Abstract. Acute radiation proctitis is a common complication of pelvic radiation. This study was designed to evaluate the therapeutic effects of topical OzOO on acute radiation proctitis in a rat model. Rats were divided into three groups: control; irradiation+saline (1 mL); and irradiation +OzOO (1 mL). Irradiated rats were euthanised on days 5 and 10 and the mucosal changes evaluated macroscopically and pathologically.
Macroscopic finding scores on the 10th day in the irradiation+saline and irradiation+OzOO groups were different. On pathological examination, radiation-induced mucosal damage was the most prominent 10 days after irradiation in saline-treated rats. On the 10th day, the irradiation+OzOO group showed mild inflammation and slight crypt change, which corresponded to Grade 1 pathological findings.
Introduction. Acute radiation proctitis (ARP) is observed in 50–75% of patients of pelvic radiotherapy, either during treatment or up to 6 weeks after completion of it; suggested therapies of radiation proctitis have not proven to be effective, and their beneficial effects are limited.
The mechanism of action of ozonated oil on wound healing may be connected to its ability to promote the generation of growth factors, activate local antioxidant mechanisms and promote tissue repair, so the topical application of OzOO may produce beneficial effects in the management of ARP.

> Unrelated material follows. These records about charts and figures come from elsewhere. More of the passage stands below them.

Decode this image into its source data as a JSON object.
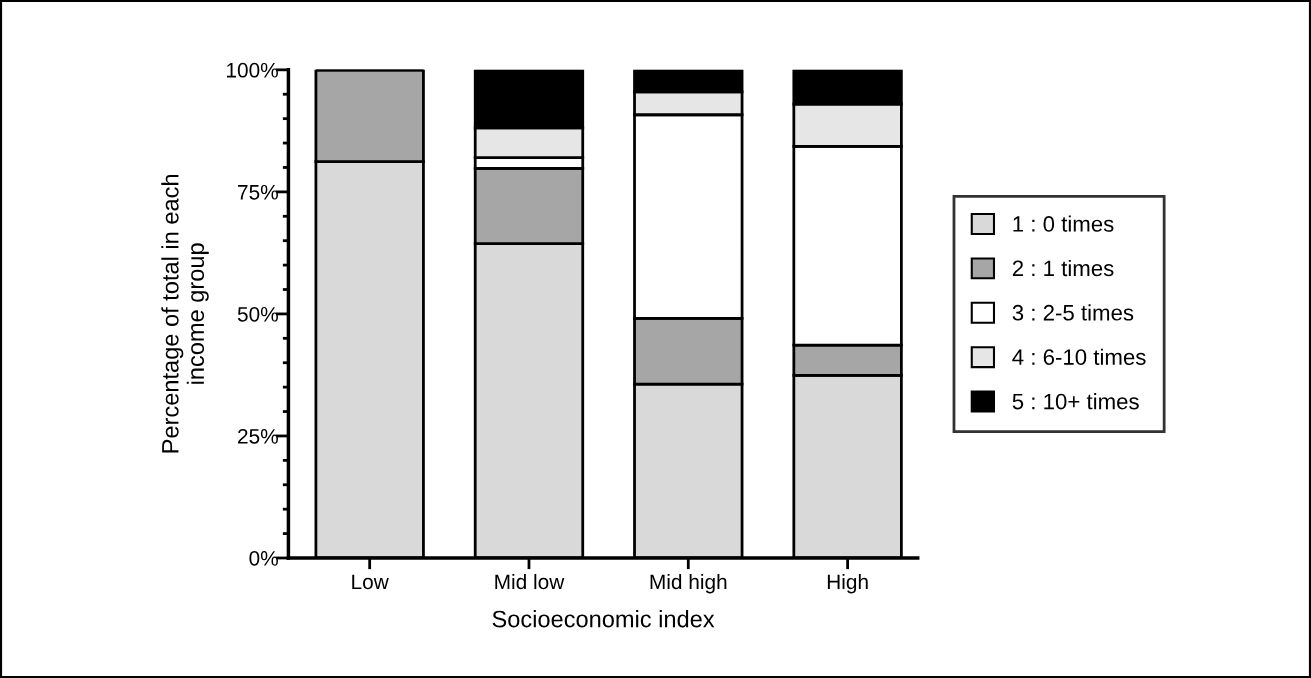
{
  "chart_data": {
    "type": "bar",
    "stacked": true,
    "xlabel": "Socioeconomic index",
    "ylabel": "Percentage of total in each\nincome group",
    "categories": [
      "Low",
      "Mid low",
      "Mid high",
      "High"
    ],
    "series": [
      {
        "name": "1 : 0 times",
        "color": "#d9d9d9",
        "values": [
          81.2,
          64.4,
          35.6,
          37.4
        ]
      },
      {
        "name": "2 : 1 times",
        "color": "#a6a6a6",
        "values": [
          18.8,
          15.4,
          13.5,
          6.2
        ]
      },
      {
        "name": "3 : 2-5 times",
        "color": "#ffffff",
        "values": [
          0,
          2.2,
          41.7,
          40.7
        ]
      },
      {
        "name": "4 : 6-10 times",
        "color": "#e6e6e6",
        "values": [
          0,
          6.1,
          4.7,
          8.7
        ]
      },
      {
        "name": "5 : 10+ times",
        "color": "#000000",
        "values": [
          0,
          11.9,
          4.5,
          7.0
        ]
      }
    ],
    "ylim": [
      0,
      100
    ],
    "yticks": [
      {
        "value": 0,
        "label": "0%"
      },
      {
        "value": 5,
        "label": null
      },
      {
        "value": 10,
        "label": null
      },
      {
        "value": 15,
        "label": null
      },
      {
        "value": 20,
        "label": null
      },
      {
        "value": 25,
        "label": "25%"
      },
      {
        "value": 30,
        "label": null
      },
      {
        "value": 35,
        "label": null
      },
      {
        "value": 40,
        "label": null
      },
      {
        "value": 45,
        "label": null
      },
      {
        "value": 50,
        "label": "50%"
      },
      {
        "value": 55,
        "label": null
      },
      {
        "value": 60,
        "label": null
      },
      {
        "value": 65,
        "label": null
      },
      {
        "value": 70,
        "label": null
      },
      {
        "value": 75,
        "label": "75%"
      },
      {
        "value": 80,
        "label": null
      },
      {
        "value": 85,
        "label": null
      },
      {
        "value": 90,
        "label": null
      },
      {
        "value": 95,
        "label": null
      },
      {
        "value": 100,
        "label": "100%"
      }
    ],
    "grid": false,
    "legend": "right"
  }
}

Results. Only two rats from the IR+OzOO group were apparently healthy on the 5th day, and their clinical finding scores were Grade 0. Grade 2 symptoms were noted in six rats on the 5th day in the IR+saline group, five rats on the 5th day in the IR+OzOO group, and five rats on the 10th day in the IR+OzOO group. On the 10th day, the IR+saline group had a greater frequency of Grade 4 than did the other groups.

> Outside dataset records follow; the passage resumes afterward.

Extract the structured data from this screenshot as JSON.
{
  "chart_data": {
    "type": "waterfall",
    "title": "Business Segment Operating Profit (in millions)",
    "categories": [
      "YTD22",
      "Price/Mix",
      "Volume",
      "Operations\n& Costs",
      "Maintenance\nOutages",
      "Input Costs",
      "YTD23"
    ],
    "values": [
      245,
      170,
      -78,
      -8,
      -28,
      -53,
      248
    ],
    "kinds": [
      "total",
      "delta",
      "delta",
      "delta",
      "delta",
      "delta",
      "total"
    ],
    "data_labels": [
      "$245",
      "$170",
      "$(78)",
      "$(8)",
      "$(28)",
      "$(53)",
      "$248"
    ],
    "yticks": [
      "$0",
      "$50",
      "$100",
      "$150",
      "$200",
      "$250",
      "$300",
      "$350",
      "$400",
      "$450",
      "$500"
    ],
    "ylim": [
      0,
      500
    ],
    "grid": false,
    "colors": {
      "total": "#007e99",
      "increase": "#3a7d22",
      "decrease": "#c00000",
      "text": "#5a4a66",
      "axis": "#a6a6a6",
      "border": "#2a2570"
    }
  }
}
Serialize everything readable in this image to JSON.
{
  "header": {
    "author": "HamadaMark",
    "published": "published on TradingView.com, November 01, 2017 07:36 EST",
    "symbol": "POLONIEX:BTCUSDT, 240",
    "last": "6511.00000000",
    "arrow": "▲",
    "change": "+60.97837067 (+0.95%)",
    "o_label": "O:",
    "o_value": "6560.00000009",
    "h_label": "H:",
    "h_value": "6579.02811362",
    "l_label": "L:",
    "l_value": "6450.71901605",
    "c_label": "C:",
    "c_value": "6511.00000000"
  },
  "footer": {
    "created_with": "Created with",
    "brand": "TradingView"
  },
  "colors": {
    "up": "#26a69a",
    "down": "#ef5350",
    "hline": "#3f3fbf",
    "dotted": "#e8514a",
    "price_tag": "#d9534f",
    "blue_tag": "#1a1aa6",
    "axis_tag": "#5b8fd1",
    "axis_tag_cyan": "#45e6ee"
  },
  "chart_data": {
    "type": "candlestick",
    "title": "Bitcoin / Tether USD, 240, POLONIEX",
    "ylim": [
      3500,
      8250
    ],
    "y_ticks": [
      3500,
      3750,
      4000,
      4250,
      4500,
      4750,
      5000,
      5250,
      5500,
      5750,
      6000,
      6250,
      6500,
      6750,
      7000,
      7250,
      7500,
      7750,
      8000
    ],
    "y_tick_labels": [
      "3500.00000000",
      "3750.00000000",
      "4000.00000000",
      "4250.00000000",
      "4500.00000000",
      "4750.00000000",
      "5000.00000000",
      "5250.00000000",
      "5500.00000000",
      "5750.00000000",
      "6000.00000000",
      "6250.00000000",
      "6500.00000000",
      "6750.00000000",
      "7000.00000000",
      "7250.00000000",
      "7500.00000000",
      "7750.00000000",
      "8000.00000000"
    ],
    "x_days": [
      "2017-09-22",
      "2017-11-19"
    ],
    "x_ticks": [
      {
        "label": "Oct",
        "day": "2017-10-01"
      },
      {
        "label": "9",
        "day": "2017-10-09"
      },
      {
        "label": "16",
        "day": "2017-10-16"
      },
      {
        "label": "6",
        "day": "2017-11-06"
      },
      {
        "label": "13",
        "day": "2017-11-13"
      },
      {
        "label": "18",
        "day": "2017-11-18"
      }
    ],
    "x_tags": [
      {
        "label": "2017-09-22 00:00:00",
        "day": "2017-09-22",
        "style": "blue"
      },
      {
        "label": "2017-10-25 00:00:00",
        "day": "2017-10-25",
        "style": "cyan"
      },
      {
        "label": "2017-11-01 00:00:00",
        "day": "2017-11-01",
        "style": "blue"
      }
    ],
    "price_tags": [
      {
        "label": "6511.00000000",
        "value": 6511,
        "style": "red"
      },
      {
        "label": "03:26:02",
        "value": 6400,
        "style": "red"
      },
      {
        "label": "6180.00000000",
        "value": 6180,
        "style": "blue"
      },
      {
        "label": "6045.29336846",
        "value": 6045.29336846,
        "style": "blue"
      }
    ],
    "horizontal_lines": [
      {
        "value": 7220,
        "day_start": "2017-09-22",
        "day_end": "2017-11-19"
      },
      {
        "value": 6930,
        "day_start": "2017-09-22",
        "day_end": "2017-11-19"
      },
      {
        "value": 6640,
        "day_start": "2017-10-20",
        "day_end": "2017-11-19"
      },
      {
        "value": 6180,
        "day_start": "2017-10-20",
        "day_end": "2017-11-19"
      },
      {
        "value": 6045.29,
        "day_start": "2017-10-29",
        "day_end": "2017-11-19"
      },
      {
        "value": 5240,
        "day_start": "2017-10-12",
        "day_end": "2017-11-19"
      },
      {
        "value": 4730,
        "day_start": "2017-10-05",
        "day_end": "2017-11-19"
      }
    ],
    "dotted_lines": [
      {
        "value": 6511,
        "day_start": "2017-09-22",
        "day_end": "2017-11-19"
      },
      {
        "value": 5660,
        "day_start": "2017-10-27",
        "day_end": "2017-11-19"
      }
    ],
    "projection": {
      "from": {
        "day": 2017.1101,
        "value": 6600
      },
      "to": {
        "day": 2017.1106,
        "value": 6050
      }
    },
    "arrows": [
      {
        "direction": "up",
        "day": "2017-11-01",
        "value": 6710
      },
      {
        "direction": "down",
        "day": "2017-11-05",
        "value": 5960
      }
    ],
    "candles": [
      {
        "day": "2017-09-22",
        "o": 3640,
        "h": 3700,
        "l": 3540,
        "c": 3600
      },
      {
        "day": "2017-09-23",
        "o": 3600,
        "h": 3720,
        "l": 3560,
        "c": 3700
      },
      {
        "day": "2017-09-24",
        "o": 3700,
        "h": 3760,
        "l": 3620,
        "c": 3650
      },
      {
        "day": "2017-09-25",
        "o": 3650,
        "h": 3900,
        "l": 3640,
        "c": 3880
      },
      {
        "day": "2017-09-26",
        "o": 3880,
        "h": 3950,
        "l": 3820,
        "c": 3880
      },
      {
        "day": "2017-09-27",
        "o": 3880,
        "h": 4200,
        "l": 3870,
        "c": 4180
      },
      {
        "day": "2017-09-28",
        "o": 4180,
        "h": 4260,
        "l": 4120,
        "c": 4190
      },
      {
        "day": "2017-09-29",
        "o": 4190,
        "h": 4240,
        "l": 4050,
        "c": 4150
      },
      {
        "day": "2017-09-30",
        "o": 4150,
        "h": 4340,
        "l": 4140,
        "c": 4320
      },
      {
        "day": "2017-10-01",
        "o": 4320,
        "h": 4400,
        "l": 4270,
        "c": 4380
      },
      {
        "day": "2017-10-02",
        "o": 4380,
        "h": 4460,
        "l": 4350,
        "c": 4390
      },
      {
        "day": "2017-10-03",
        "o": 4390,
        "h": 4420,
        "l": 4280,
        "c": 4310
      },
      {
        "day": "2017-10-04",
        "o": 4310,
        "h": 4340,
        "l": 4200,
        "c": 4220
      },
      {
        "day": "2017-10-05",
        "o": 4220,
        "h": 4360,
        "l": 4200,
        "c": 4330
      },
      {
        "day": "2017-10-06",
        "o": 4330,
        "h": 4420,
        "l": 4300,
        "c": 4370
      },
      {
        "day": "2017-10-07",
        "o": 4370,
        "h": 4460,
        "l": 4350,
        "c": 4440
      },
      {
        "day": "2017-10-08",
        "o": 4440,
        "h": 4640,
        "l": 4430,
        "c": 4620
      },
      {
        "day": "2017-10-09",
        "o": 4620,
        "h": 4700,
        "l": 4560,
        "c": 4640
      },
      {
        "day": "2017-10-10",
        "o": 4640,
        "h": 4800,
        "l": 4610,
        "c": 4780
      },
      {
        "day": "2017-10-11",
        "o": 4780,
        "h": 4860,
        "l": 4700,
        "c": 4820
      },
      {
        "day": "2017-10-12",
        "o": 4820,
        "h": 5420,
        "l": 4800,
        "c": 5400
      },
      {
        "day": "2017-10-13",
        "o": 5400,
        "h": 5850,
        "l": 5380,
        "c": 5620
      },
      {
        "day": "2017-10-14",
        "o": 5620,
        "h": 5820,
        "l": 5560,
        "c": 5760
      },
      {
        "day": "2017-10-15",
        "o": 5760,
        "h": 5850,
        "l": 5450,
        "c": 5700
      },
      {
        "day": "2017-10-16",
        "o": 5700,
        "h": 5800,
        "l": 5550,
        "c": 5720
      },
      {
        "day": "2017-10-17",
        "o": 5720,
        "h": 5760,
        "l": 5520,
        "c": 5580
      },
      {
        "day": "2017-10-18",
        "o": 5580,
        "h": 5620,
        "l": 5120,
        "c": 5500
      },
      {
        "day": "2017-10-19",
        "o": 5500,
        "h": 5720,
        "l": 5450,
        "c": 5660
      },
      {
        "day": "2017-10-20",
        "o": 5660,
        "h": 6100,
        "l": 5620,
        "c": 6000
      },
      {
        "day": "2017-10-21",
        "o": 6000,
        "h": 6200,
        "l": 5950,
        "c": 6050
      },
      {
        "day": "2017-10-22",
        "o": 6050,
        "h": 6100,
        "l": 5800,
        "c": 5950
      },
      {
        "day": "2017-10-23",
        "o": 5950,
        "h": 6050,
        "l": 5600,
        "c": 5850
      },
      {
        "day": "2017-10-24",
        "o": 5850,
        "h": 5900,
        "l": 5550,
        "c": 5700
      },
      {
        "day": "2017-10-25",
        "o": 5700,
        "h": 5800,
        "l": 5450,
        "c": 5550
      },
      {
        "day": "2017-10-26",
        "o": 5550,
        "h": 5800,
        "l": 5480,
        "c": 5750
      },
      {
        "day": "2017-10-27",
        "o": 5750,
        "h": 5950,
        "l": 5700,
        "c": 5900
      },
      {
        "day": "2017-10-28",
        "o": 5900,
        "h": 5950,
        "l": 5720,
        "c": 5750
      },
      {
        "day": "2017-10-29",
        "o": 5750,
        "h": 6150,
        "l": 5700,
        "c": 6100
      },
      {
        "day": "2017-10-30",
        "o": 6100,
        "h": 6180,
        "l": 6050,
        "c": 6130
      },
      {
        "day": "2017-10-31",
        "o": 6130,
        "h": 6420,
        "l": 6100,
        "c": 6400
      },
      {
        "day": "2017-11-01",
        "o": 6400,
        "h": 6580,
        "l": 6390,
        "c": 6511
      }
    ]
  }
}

Macroscopic changes were maximal in the IR+saline group on the 10th day. The numbers of rats showing Grade 1 and Grade 2 macroscopic findings were similar on the 5th day in the IR+saline and IR+OzOO groups. Treatment with OzOO for 10 days following IR attenuated macroscopic findings in the IR+OzOO group compared with the IR+saline group.
The most significant histopathological changes were observed in the IR+saline group on the 10th day after IR. OzOO attenuated pathological findings of ARP: OzOO treatment for 10 days after IR significantly reduced inflammation and crypt changes, and the difference between the IR+saline and IR+OzOO groups on the 10th day was statistically significant.

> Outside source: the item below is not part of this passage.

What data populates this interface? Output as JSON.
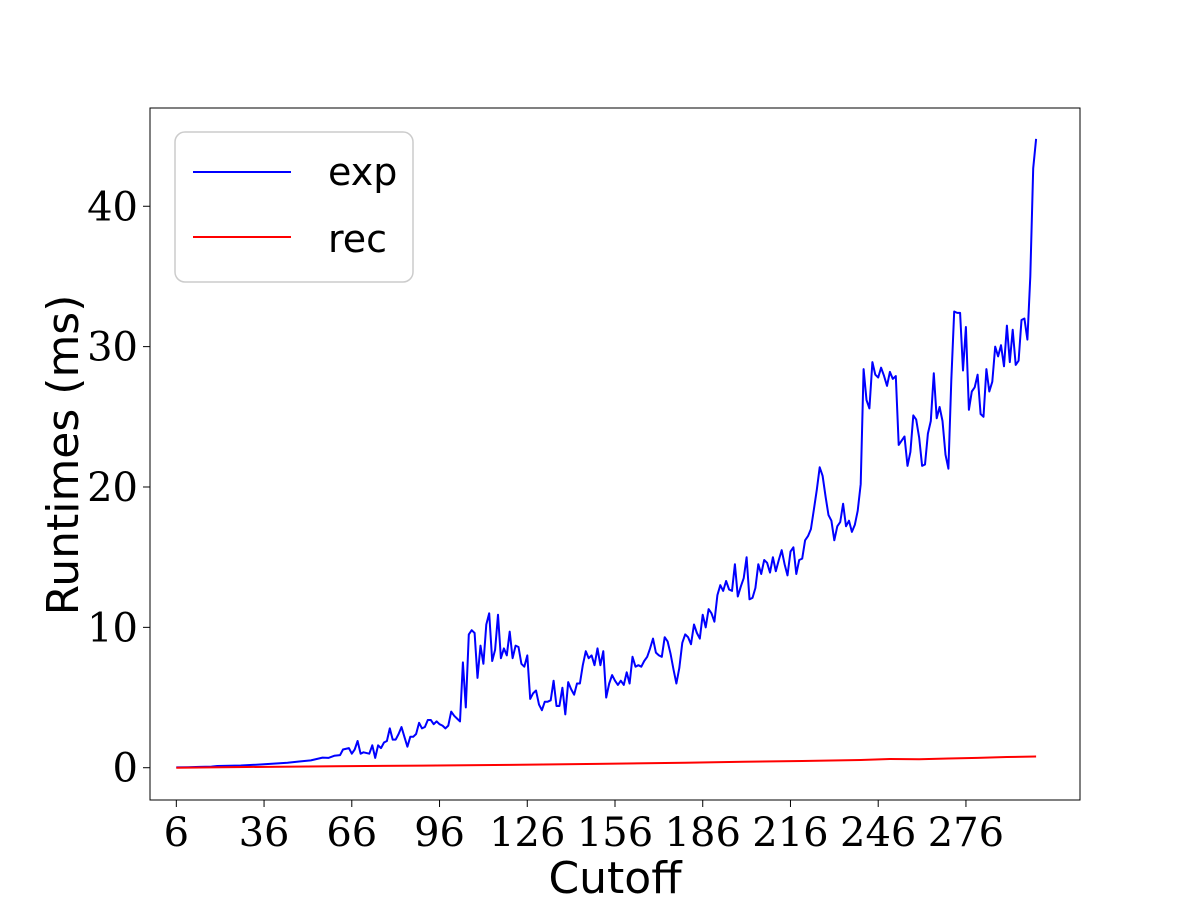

Discussion. Radiation therapy results in oxidative stress, and free oxygen radicals have a crucial role in radiation-induced normal tissue toxicity and in inflammation. The increase in antioxidant enzyme levels may prevent damage of IR to normal tissues and reduce the inflammation.
Rectum was examined clinically, macroscopically and pathologically, and the rats that received OzOO tended to show milder rectal damage for all criteria. However, the differences did not reach statistical significance in terms of clinical and macroscopic finding scores. On the 10th day, the IR+saline group had a significantly higher pathological finding score than the IR+OzOO group. The radioprotection observed with ozone is attributed to an increase in the endogenous antioxidative defense enzymes and the inhibition of lipid peroxidation.
We conclude that in the treatment of ARP, OzOO given rectally for 10 days reduced rectal mucosal damage, as shown by macroscopic and histopathological findings in rats.